See, not only does our love for other people serve as the evidence of our salvation. As Christians, our love for others should serve as proof to the world that Jesus is who He said He is — particularly if we’re loving other people the way He loves us.
“A new commandment I give to you, that you love one another: just as I have loved you, you also are to love one another. By this all people will know that you are my disciples, if you have love for one another.” - Jesus (John 13:34-35 (ESV)
As those who have been reconciled to God and received His love for us, how seriously we take this calling to love other people is the difference between a watching world seeing Jesus or just seeing people who really don’t look any different than them.
Has anyone besides me noticed that, by and large, the way Christians are loving one another (or anyone else, for that matter) nowadays hasn’t turned a whole lot of people on to Christianity?

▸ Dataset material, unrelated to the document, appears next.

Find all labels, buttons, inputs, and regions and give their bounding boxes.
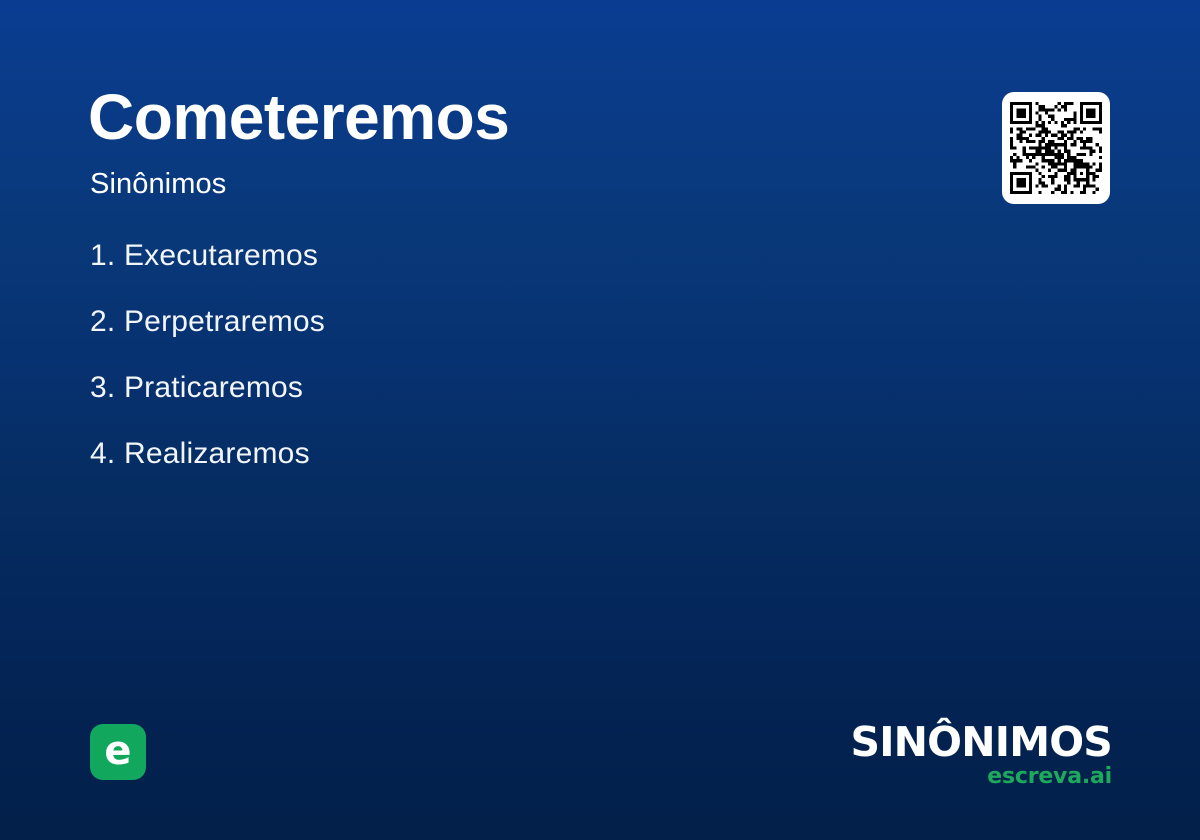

That should cause us to stop and ask some hard questions, and to consider the possibility that we haven’t been living up to our calling as Christians. And if that’s true of us personally — if our love for others hasn’t looked like Jesus’ love for us — then it’s time for us to repent and to do things differently moving forward.
Love’s redemption story
You and I were created to be loved and to love. Then came sin, and with sin, lovelessness.
But God never stopped loving us (John 3:16)! And He made a way for us to be reconciled to Him, so that we could receive His amazing, unrelenting, redeeming love!
And when you and I receive the love of God, and we truly understand what it means — the weight of it, and the world-changing power it carries — we should not be able to contain it or keep it to ourselves!
God’s love received by us, when reproduced in us, can lead other to receive His redeeming love for themselves.
So, my fellow Jesus followers, let us love one another (1 John 4:7), that our lives might be proof to a watching world that Jesus is the answer (John 13:35)!